Plini anuncia lançamento de «An Unnameable Desire»
Em 2026, chegará um novo capítulo deslumbrante para Plini, com o prolífico guitarrista, compositor e produtor australiano a anunciar hoje o lançamento de um novo álbum, «An Unnameable Desire», com data de saída prevista para sexta-feira, 24 de abril.
Ao longo de 10 faixas, «An Unnameable Desire» funde uma complexidade avassaladora com momentos de peso crescente e um deleite ondulante, catapultando a destreza expansiva e a diversidade sonora de Plini para novas e maiores alturas.
A acompanhar o anúncio do seu novo álbum hoje, Plini revelou também a faixa-título do disco, juntamente com um videoclipe carismático.
Mas, como Plini revela, nem tudo pode ser o que parece à medida que nos aventuramos mais fundo na ‘toca do coelho’ para este terceiro álbum.

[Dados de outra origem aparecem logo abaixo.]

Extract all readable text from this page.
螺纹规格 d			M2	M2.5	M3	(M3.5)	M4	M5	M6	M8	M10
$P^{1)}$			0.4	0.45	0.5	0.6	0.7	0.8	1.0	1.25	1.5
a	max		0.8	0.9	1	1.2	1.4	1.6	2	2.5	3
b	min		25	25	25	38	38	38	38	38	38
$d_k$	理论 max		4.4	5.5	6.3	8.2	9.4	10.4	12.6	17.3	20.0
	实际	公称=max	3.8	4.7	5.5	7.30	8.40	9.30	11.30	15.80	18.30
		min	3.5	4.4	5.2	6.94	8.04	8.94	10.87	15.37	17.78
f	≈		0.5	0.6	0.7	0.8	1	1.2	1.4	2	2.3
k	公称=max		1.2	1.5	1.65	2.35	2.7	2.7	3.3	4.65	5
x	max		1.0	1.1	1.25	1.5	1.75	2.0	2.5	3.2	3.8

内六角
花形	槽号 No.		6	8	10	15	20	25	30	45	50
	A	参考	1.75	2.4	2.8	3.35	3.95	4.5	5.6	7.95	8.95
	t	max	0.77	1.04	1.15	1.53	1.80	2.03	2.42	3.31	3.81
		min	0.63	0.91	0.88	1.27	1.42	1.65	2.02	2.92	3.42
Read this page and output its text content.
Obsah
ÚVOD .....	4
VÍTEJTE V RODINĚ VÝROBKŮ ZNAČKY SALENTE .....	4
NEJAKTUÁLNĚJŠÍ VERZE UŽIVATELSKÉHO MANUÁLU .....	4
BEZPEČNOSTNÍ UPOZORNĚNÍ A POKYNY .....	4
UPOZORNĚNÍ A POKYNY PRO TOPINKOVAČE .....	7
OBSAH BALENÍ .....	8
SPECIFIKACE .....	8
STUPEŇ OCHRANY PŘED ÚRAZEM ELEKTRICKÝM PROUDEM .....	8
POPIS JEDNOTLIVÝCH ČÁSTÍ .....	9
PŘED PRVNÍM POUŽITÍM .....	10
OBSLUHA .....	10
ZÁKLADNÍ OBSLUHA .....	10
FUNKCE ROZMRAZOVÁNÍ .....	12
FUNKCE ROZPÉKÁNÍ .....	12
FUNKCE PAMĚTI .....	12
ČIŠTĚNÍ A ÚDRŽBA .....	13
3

“Escolhi esta como o primeiro single porque define o tom/som do álbum sem realmente revelar nada“, partilha Plini. “Sou conhecido como guitarrista, mas esta canção nem sequer contém propriamente um ‘solo’ de guitarra. Tal como o vídeo, é o primeiro capítulo fantasioso de uma aventura e, esperemos, dê uma falsa sensação de segurança para o que está para vir.“
Misturado por Simon Grove e masterizado por Adam “Nolly” Getgood, «An Unnameable Desire» encontra Plini a unir forças com uma horda de talentos criativos, com magia tecida ao lado de Simon Grove (baixo, guitarra auxiliar, mistura, engenharia e coprodução), Chris Allison (bateria, percussão, engenharia de bateria adicional e coprodução), Dave Mckay (piano, teclados e sintetizadores), A.J. Minette (arranjo e produção de cordas), Misha Vayman (violino) e Yoshi Masuda (violoncelo), com produção adicional em «Ciel» cortesia de Devesh Dayal, um solo de guitarra em «Ciel» por Jakub Zytecki e harpa em «After Everything» por Emily Hopkins.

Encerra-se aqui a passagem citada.